Top tips on how to use red to spice up your kitchen

Other than implementing red into the bathroom, Creative director for Bright Designs, Maria Gratsova, encourages people to use the colour as an exciting contrast in the kitchen. She says: “Homeowners can struggle with its intensity, worry that they will tire of it too soon, or simply not know how and where to introduce it. Unless you intend to make a bold statement, red is the sort of decor element that falls into the ‘a little goes a long way’ category.”

So here are Maria’s tips on adding a little red into the kitchen…

Err on the side of caution

“The overall scale of the space in question is much larger in case of a kitchen compared to a bathroom, but again it makes sense to consider red in the broader context of the scheme,” advises Maria. “With changing tastes and practical requirements, contemporary kitchen cabinet doors now cover expansive vertical surfaces. I once viewed a property that had an immense new kitchen in place (gloss red in its entirety). Nothing wrong with the finish as such, but the amount was just overwhelming.”

Tone it up

“Two-tone is an increasingly popular look in the kitchen, and it need not solely manifest itself as one colour on the base, another on the wall-mounted cabinets. A similar effect can be achieved by including a red island, a red splashback or red open shelving. Even a red retro style fridge – if you are that way inclined – would invigorate an otherwise plain space, on its own.”

Red spells hunger

“Red could also work marvellously in a dining area. The colour is known to stimulate appetite, and therefore used extensively in restaurants. Furthermore, the colour is a great background for displaying artwork. There might be an opportunity to add a red accent wall to your kitchen/dining area, and use it to showcase a striking piece of art. The result would be a comforting and inviting space, especially in the cold winter months when natural light is harsh and crisp.”
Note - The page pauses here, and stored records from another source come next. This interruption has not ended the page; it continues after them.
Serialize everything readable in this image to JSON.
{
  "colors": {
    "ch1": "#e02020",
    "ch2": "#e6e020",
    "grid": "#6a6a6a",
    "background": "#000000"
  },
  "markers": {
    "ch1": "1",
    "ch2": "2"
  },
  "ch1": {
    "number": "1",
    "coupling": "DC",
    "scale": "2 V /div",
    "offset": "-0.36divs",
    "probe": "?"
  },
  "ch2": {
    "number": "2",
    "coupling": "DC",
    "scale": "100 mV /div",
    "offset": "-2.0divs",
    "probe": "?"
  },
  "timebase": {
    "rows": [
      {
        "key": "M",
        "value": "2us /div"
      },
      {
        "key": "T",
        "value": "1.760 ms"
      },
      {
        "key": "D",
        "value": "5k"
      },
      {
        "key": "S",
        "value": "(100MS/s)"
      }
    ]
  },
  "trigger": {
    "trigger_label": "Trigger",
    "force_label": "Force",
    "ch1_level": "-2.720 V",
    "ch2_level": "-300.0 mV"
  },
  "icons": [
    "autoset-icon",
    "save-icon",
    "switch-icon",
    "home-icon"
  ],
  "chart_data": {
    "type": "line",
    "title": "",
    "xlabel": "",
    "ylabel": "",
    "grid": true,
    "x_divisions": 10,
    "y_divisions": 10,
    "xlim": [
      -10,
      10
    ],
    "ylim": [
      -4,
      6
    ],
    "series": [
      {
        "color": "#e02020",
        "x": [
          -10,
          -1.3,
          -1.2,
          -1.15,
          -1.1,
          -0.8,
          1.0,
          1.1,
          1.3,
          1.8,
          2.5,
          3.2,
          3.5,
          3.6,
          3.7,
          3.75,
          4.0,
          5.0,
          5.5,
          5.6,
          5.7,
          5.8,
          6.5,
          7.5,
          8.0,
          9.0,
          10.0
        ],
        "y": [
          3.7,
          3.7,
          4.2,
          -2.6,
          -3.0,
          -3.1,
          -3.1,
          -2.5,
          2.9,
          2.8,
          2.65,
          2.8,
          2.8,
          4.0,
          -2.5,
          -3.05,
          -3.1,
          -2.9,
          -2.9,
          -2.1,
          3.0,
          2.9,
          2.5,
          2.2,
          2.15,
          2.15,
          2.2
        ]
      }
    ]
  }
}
A rich colour for all seasons

“Historically, red was seen as an expensive colour (originally due to the processes involved in creating it). Somewhere down the line it acquired more of a cheap and tacky reputation, but when used correctly it most definitely exudes richness and luxury. Instead of pairing red with white and/or black (a stark contrast), I suggest using it with natural creams and beiges for a much softer result.

“It is also worth noting that in addition to the intense pure red, there are lighter, darker, duller and brighter varieties of it. Some variations may be best used as accent colours, while others are easy to live with and can safely be employed on large surfaces. With red in interiors, the romance of St Valentine’s Day will endure even as the seasons change.”